Anna Politkovskaïa, la journaliste russe assassinée, devenue un symbole de la lutte pour la liberté de la presse, le 6 octobre 2008 à Paris [OLIVIER LABAN-MATTEI / AFP/Archives] Anna Politkovskaïa, la journaliste russe assassinée, devenue un symbole de la lutte pour la liberté de la presse, le 6 octobre 2008 à Paris [OLIVIER LABAN-MATTEI / AFP/Archives]

Douze ans après l'assassinat d'Anna Politkovskaïa, la journaliste russe devenue un symbole de la lutte pour la liberté de la presse ressuscite au théâtre à l'heure où est dénoncé plus que jamais le meurtre impuni de reporters.

«Quand on voit que des gouvernements n'hésitent pas à faire empoisonner (des journalistes) à l'extérieur de leur frontières ou à les démembrer, il faut bien sûr réveiller les mentalités», explique à l'AFP Robert Bensimon, metteur en scène d'«Anna Politkovskaïa, 12 ans déjà... voulons-nous vraiment savoir?».

La pièce, qui joue à partir de mercredi au théâtre Déjazet à Paris, coïncide quelques semaines après le choc du meurtre du journaliste saoudien Jamal Khashoggi, «étranglé» et «démembré» dans son consulat en Turquie.

M. Bensimon redonne en quelque sorte la parole à la journaliste d'investigation qui aurait eu 60 ans cette année, si elle n'avait pas été abattue par balles le 7 octobre 2006 dans sa cage d'escalier à Moscou.

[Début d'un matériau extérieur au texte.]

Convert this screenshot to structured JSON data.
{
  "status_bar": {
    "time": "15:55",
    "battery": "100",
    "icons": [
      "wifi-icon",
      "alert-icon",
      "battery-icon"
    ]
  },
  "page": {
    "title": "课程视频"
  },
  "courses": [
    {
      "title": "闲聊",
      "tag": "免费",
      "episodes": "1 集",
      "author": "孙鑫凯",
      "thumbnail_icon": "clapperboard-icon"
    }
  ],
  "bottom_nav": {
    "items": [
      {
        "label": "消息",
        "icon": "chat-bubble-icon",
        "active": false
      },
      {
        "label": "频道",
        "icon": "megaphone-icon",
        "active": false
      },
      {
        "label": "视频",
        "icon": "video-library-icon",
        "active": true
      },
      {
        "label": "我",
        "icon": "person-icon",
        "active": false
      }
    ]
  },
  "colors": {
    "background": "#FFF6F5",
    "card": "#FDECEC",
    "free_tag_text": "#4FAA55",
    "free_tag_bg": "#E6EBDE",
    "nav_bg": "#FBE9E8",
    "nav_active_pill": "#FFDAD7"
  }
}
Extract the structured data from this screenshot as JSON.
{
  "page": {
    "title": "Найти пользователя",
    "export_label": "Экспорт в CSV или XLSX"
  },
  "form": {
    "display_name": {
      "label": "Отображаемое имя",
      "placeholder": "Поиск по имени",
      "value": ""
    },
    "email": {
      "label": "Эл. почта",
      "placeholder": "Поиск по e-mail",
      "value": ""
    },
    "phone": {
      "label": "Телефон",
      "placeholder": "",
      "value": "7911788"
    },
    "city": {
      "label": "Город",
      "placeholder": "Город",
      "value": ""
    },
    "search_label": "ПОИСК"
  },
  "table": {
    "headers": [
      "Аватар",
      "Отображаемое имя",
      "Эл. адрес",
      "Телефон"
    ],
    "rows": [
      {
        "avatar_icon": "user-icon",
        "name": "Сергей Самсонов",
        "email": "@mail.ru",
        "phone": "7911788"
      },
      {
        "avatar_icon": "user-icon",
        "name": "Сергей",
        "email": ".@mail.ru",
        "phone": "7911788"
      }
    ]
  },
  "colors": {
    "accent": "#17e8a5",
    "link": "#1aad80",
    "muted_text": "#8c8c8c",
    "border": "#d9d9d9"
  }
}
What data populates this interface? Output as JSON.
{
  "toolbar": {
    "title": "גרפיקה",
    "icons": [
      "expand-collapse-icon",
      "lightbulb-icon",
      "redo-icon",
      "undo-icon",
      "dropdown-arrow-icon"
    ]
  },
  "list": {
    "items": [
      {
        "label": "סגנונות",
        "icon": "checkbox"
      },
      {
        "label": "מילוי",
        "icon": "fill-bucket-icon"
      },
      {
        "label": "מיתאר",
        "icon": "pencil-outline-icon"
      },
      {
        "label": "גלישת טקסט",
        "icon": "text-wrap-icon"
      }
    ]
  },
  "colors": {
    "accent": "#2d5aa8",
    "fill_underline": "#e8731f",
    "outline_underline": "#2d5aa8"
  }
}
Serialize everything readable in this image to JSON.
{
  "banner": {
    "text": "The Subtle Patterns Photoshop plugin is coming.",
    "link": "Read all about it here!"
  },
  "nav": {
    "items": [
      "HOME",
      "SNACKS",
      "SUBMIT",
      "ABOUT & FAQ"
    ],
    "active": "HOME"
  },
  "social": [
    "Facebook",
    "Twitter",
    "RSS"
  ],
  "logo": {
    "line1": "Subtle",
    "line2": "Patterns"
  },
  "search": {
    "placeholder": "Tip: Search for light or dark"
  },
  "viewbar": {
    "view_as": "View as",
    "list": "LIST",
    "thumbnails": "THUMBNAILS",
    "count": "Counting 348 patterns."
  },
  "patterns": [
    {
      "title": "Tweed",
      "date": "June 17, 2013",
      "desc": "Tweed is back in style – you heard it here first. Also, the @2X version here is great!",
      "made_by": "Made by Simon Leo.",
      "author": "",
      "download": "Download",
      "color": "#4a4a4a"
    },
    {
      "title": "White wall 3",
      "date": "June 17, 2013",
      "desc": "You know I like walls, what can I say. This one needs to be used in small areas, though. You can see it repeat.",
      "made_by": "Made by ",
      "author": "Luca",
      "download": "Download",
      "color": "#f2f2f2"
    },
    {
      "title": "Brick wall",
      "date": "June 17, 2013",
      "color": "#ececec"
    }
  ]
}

Depuis, l'Unesco a condamné les assassinats de 1.010 journalistes et professionnels des médias.

«C'est un spectacle de révolte contre la passivité dans laquelle on est tous pris», souligne le metteur en scène français, au moment où l'ONU vient de décréter le 2 novembre «Journée internationale contre l'impunité pour les crimes contre les journalistes».

La justice «endormie» ?

Commis le jour de l'anniversaire de Vladimir Poutine, le meurtre d'Anna Politkovskaïa - critique infatigable des exactions commises en Tchétchénie par l'armée russe- avait suscité l'émotion, notamment dans les pays occidentaux, où elle jouissait d'une notoriété plus forte qu'en Russie.

Lom-Ali Gaïtoukaïev, reconnu coupable d'avoir organisé l'assassinat, est mort l'an passé dans la colonie pénitentiaire où il purgeait une peine de prison à perpétuité.

Dans la pièce, «Anna», jouée par Corine Thézier, dialogue avec un «lecteur français" (Pierre Carteret), introduit par M. Bensimon lui-même.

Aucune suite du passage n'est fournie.